Конечно могу, еще бы, и пока я развешиваю лапшу от Ж. Л. В., я постоянно слышу сладкий голосок Шаботта, который поздравляет меня с «замечательным интервью в „Плейбое”». «Вы прирожденный артист, господин Малоссен, в ваших ответах, которые были подготовлены заранее, тем не менее слышится нотка откровенности, это поразительно! Держитесь так же во Дворце спорта, и мы провернем самую большую утку за всю историю литературы. Рядом с нами даже извращения сюрреалистов покажутся невинным ребячеством». Нисколько не сомневаюсь, я попал в лапы мэтра Госсарта[21] от литературы, и если я не подстроюсь под его кисть и его глаз, он порежет моих детей соломкой.
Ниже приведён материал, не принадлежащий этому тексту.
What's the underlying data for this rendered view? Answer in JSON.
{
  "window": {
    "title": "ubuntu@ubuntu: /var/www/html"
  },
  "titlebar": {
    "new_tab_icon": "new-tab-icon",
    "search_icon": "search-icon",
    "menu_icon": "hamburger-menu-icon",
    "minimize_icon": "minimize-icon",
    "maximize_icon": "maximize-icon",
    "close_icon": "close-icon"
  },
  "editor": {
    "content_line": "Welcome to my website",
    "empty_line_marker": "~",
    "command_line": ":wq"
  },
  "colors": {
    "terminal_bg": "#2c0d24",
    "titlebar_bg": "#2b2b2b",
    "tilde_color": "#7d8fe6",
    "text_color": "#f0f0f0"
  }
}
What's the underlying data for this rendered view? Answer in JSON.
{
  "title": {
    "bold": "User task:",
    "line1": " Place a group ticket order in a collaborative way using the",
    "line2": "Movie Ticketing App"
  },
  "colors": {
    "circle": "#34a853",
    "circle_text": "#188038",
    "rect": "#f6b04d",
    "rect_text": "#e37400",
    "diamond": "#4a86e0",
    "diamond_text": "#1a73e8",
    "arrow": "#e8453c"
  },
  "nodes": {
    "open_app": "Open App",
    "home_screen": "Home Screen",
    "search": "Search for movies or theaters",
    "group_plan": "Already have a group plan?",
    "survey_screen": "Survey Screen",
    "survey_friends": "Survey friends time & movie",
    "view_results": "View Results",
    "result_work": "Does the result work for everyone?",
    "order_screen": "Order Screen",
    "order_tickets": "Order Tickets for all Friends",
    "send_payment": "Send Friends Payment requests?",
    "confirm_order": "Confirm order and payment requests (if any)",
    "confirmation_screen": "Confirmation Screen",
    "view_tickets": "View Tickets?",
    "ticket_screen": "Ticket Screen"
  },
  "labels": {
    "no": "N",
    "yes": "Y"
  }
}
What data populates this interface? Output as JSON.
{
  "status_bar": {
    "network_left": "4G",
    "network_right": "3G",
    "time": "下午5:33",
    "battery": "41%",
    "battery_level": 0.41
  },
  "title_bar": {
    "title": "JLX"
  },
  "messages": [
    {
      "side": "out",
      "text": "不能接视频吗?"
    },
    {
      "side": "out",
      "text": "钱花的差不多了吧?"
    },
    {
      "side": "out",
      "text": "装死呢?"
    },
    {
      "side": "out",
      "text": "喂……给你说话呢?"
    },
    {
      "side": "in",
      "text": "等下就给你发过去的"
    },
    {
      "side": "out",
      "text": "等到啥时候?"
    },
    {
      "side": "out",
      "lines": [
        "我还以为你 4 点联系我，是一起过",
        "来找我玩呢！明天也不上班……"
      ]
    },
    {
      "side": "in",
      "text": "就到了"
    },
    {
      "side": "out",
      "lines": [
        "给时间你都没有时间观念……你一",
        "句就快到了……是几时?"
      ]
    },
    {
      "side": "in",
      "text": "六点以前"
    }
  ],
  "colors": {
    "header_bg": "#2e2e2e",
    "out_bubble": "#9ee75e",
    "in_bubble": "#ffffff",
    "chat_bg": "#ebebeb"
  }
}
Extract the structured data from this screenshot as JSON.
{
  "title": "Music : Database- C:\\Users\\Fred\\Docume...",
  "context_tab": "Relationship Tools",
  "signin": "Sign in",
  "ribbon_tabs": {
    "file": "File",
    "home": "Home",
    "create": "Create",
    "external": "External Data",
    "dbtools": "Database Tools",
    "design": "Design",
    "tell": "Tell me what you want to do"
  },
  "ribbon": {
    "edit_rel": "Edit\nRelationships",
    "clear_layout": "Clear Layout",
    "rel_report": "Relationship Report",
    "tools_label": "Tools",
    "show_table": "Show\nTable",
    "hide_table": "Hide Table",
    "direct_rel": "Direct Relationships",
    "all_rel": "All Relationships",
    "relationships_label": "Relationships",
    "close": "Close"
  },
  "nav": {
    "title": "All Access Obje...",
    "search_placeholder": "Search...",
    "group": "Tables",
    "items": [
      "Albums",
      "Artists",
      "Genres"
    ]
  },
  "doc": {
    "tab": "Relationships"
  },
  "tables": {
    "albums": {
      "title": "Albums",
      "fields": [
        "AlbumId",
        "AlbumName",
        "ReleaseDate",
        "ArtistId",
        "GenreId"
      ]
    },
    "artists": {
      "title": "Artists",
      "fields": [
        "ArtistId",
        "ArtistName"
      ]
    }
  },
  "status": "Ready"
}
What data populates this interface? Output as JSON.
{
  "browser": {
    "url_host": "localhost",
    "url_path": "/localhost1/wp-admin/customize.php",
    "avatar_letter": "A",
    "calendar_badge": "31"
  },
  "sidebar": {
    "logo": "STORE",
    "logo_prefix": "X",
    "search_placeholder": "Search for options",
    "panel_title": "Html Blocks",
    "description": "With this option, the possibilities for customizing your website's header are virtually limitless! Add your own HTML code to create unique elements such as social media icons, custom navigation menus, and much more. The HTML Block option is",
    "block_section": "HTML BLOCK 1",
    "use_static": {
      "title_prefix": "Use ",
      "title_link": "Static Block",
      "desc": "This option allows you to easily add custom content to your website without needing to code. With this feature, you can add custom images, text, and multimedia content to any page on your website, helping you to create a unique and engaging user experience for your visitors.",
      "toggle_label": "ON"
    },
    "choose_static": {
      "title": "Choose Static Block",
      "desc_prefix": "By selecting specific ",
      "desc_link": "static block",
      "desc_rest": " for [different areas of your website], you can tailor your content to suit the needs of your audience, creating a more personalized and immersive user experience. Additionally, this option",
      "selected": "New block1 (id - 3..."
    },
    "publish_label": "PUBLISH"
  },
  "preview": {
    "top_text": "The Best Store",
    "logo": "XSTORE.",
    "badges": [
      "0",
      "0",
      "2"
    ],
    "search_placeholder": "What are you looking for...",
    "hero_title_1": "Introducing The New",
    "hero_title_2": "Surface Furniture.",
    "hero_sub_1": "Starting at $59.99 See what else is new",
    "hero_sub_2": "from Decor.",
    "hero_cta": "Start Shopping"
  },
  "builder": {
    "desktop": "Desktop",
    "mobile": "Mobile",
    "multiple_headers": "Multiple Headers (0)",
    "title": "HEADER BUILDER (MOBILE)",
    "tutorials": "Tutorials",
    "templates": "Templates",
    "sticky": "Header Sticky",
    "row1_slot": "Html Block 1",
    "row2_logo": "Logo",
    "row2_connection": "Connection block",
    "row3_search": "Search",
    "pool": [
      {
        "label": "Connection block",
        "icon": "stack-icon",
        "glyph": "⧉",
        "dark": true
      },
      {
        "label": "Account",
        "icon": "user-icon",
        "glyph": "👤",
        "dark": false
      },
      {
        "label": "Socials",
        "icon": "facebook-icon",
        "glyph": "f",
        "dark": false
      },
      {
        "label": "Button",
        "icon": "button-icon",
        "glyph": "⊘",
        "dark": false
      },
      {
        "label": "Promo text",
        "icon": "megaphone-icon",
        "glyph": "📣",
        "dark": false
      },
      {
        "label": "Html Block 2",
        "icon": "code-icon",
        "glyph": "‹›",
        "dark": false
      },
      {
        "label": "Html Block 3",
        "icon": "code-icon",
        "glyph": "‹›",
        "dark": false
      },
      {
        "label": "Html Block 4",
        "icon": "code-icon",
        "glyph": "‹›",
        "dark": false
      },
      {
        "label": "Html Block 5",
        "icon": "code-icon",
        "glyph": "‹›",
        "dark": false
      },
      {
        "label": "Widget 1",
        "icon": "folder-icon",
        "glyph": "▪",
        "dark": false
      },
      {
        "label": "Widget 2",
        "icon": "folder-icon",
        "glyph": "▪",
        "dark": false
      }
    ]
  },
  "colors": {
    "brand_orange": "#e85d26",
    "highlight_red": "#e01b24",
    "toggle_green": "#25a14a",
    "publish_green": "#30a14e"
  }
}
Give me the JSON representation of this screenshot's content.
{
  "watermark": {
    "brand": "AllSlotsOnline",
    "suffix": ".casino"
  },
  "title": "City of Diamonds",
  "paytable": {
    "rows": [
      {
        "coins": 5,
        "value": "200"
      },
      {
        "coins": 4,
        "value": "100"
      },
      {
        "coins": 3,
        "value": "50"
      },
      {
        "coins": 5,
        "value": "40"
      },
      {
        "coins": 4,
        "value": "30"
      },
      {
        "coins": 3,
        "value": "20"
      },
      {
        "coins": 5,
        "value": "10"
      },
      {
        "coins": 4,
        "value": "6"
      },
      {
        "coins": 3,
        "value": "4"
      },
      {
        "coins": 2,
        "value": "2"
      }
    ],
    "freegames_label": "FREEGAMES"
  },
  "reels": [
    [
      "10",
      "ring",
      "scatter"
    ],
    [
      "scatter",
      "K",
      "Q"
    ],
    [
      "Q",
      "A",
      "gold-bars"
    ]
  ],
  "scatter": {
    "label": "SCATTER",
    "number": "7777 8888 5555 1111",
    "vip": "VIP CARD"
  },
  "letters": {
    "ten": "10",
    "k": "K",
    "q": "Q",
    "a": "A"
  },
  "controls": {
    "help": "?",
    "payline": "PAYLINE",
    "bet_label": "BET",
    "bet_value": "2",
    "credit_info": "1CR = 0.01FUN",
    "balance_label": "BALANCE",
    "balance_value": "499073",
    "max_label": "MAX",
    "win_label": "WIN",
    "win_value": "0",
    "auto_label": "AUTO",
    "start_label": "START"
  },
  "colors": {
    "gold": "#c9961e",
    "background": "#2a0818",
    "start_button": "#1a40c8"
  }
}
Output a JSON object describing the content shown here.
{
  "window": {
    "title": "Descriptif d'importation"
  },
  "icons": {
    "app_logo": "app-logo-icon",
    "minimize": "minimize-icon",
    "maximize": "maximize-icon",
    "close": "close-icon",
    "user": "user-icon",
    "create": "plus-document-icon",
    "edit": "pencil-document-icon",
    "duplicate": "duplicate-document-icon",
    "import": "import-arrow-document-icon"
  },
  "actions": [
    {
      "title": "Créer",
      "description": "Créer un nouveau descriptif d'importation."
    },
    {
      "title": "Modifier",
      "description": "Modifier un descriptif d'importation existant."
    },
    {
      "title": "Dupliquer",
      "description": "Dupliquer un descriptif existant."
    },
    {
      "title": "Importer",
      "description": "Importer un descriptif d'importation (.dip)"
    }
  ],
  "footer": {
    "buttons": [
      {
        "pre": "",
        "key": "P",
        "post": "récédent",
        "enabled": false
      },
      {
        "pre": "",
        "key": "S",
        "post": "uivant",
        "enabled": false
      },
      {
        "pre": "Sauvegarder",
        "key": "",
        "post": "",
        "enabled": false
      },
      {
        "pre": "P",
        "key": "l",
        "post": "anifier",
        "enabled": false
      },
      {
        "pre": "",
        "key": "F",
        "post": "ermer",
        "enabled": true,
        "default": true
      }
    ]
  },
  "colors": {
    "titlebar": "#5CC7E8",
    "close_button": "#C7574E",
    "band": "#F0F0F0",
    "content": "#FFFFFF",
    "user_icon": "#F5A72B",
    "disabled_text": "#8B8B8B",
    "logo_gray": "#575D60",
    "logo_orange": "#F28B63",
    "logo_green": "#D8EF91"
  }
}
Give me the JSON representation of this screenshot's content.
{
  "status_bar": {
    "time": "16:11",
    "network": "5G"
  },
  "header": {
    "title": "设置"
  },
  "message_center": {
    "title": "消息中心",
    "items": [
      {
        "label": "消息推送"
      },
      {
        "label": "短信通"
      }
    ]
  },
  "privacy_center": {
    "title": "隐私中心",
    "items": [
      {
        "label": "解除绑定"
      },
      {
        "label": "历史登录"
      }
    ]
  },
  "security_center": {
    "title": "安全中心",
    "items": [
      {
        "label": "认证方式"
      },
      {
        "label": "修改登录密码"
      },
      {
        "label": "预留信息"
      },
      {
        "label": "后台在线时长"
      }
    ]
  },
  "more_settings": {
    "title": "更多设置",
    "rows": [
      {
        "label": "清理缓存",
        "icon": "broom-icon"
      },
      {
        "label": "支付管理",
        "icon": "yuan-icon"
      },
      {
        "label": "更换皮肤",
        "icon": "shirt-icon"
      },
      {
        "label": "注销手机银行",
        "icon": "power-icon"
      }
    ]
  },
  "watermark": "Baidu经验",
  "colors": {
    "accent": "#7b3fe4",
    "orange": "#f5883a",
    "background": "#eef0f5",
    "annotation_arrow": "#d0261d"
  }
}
Естественно, ни малейшего намека на взбучку, которой меня попотчевали его гориллы. «Вы прекрасно выглядите сегодня». Шаботт даже несколько перегнул в этом направлении со своей чашечкой кофе и радушной улыбкой.
Королева Забо и вся тальонская компания, конечно, ни о чем не догадывались, судя по тому нетерпению, с которым они окунулись в предпраздничную суматоху, а я не смел сказать им об этом. Как всегда в сложных ситуациях, я отправился за помощью в Бельвиль.
– Верзила с дубинкой, чемпион в легком весе и гора мускулов с восточным акцентом? Если это те, о ком я подумал, то ты здорово влип, приятель Бенжамен!
Обратная сторона уголовных дел – это уличные разборки, как же иначе. Все друг друга знают, оттого что не всегда удается разойтись в узких переулках.
– Что они тебе сделали?
Хадуш усаживается между Симоном-Арабом и Длинным Мосси. Он принес мне чаю с мятой.
– Ну все, Бен, успокойся, мы с тобой.
Я стал пить. Симон заговорил:
– Ну вот, теперь ты больше не дрожишь.
Вопрос. Тема воли постоянно возникает в ваших произведениях. Вы можете дать собственное определение, что такое воля?
У меня в голове ответ по списку: «Иметь волю, значит по-настоящему хотеть того, чего хочешь», и я, как попугай, готовлюсь произнести очередную порцию этой галиматьи, как вдруг прямо передо мной вспыхивает огненная шевелюра Симона. Рыжий факел в ночи, поглотившей меня. Звезда Араба на небосклоне Дворца спорта! Дети, мы спасены! Симон здесь, прямо передо мной, за спиной у громилы-душителя, одна рука которого заломлена за спину, а выражение лица дает понять, что должен чувствовать саксонский фарфор между молотом и наковальней. Симон мне показывает оттуда, дескать, о'кей, все под контролем. Это означает, что Хадуш и Мосси взяли на себя двух других моих ангелов-хранителей и что моя речь отныне свободна, как перо поэта, творящего ради искусства, и, чтоб мне провалиться, раз уж спрашивают мое мнение насчет воли, я охотно отвечу. О мои тальонские друзья, мое предательство на этот раз будет непоправимым, окончательным, публичным. Но когда вы все узнаете, вы меня простите, потому что вы не какие-нибудь там Шаботты, вы не пускаете в ход кулаки вместо головы, вы – Забо, королева книг, Лусса с Казаманса, шутка природы, Калиньяк, мирный поставщик утопий, и Готье, исполнительный мальчик на побегушках у таких же пажей, – вы пробавляетесь тем, что пошлют вам звезды!
Только я открыл рот, чтобы свернуть весь этот цирк, спихнуть Шаботта и на одном дыхании провозгласить Справедливость и Литературу с большой буквы... но тут же закрыл.
Через два ряда за Симоном-Арабом – Жюли! Да, моя Жюли! Прекрасно просматривается в кругу моих почитателей. Она смотрит прямо на меня. Она мне улыбается. Одной рукой она обнимает за плечи Клару.
Так что все отменяется – и месть, и справедливость, и литература, я опять снимаю винтовку с плеча: следующий вопрос о любви. Ж. Л. В., превратившийся в Бенжамена Малоссена, сейчас выдаст вам одно из публичных признаний в любви, которое запалит шнур, ведущий к вашим душам, заправленным порохом чувства! Потому что любовь моей Жюли (без дураков!) – из тех, что способны обнять весь мир влюбленных, до самых забытых его уголков! Когда я поведаю вам о поцелуях Жюли, о ее груди, о ее бедрах, о ее жарких объятьях, о ее пальцах и ее дыхании, каждый из вас – и каждая – будет смотреть на своего ближнего теми же глазами, какими я смотрю на Жюли, и я вам предсказываю праздник праздников, раз в жизни, и Дворец спорта в Берси наконец оправдает бьющую ключом энергию, уходящую в пустоту!
Вопрос. Мне повторить вопрос, месье?